In 2013, the European Sustainable Phosphorus Platform was established with the primary goal of enhancing the knowledge exchange on sustainable phosphorus use between a similarly developed countries. A year afterwards, phosphorus appeared on the EU List of Critical Raw Materials. It is the only mineral on this list that is directly linked to food security, which is “a clear signal from the EU that there is concern about the security of R[aw] P[hosphorus] supply”. Regarding EU law, researchers found that there is a severe lack of legal basis to ensure a sustainable use of phosphorus. When Hukari, Hermann, and Nättorp looked into the matter, one of their main conclusions was that “current EU-legislation neither hinders nor actively supports building of recovery installations.” In other words, the EU is aware of a potential phosphorus shortage, but the current legislation is not yet sufficient to prevent it.

A Problem We Could Solve, Or: How to Phosphor

Phosphorus can be recovered from wastewater and some countries and communities are already follow this method. The city of Zurich has developed plans for a phosphorus recycling station.
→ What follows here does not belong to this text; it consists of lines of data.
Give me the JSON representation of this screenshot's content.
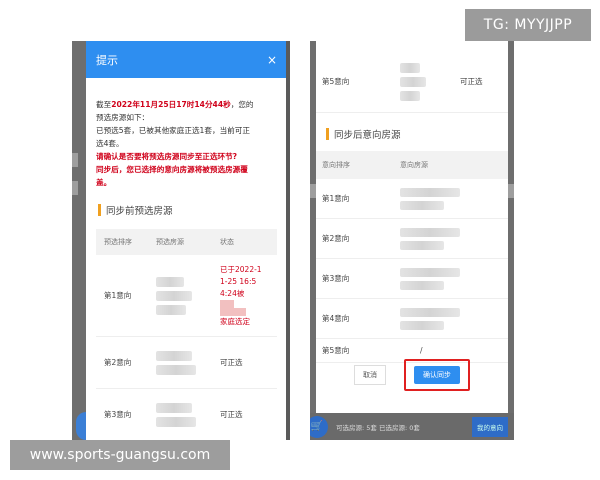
{
  "watermarks": {
    "top": "TG: MYYJJPP",
    "bottom": "www.sports-guangsu.com"
  },
  "left_modal": {
    "title": "提示",
    "close": "×",
    "notice": {
      "line1_prefix": "截至",
      "deadline": "2022年11月25日17时14分44秒",
      "line1_suffix": "，您的",
      "line2": "预选房源如下：",
      "line3": "已预选5套，已被其他家庭正选1套，当前可正",
      "line4": "选4套。",
      "warn1": "请确认是否要将预选房源同步至正选环节?",
      "warn2": "同步后，您已选择的意向房源将被预选房源覆",
      "warn3": "盖。"
    },
    "section_title": "同步前预选房源",
    "columns": [
      "预选排序",
      "预选房源",
      "状态"
    ],
    "rows": [
      {
        "rank": "第1意向",
        "status_lines": [
          "已于2022-1",
          "1-25 16:5",
          "4:24被"
        ],
        "status_tail": "家庭选定"
      },
      {
        "rank": "第2意向",
        "status": "可正选"
      },
      {
        "rank": "第3意向",
        "status": "可正选"
      }
    ]
  },
  "right_panel": {
    "top_row": {
      "rank": "第5意向",
      "status": "可正选"
    },
    "section_title": "同步后意向房源",
    "columns": [
      "意向排序",
      "意向房源"
    ],
    "rows": [
      {
        "rank": "第1意向"
      },
      {
        "rank": "第2意向"
      },
      {
        "rank": "第3意向"
      },
      {
        "rank": "第4意向"
      },
      {
        "rank": "第5意向",
        "value": "/"
      }
    ],
    "cancel_label": "取消",
    "confirm_label": "确认同步",
    "bottom_bar": {
      "summary": "可选房源: 5套  已选房源: 0套",
      "button": "我的意向"
    }
  },
  "colors": {
    "primary": "#2e8ef0",
    "warn": "#d0021b",
    "accent_bar": "#f0a020",
    "highlight_border": "#e02020"
  }
}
An analysis showed that Switzerland could cover the majority of its phosphorus usage by recycling. Research also suggests other strategies for a sustainable use of phosphorus. Cordell and White point out that 80% of phosphorus “is lost between the mine and the fork.” Much of the loss occurs in the mining process, alongside the production of waste which contains heavy metals such as Cadmium and radioactive material. Some inefficiencies occur in the agricultural system and the consumption process such as with food waste, for example. Another opportunity to reduce inefficiency exists in changing our diet. Meat-based nutrition requires a much higher quantity of phosphorus in production than plant-based nutrition. 

Phosphorus is vital to ensure long-term food security. Despite this reality our current way of using our reserve is not sustainable. Nevertheless, scarcity can be avoided if we take immediate and decisive action. Phosphorus must be recycled and reused; it must be processed and utilized as efficiently as possible. Changes must be implemented, not only in the mining process, but also in the agricultural system, the food industry, as well as in our daily dietary choices. Such change need to be orchestrated on all levels, from the individual to the regional, national, and most importantly international levels through cooperation and collaboration. Governance is key to ensuring a sustainable use of phosphorus.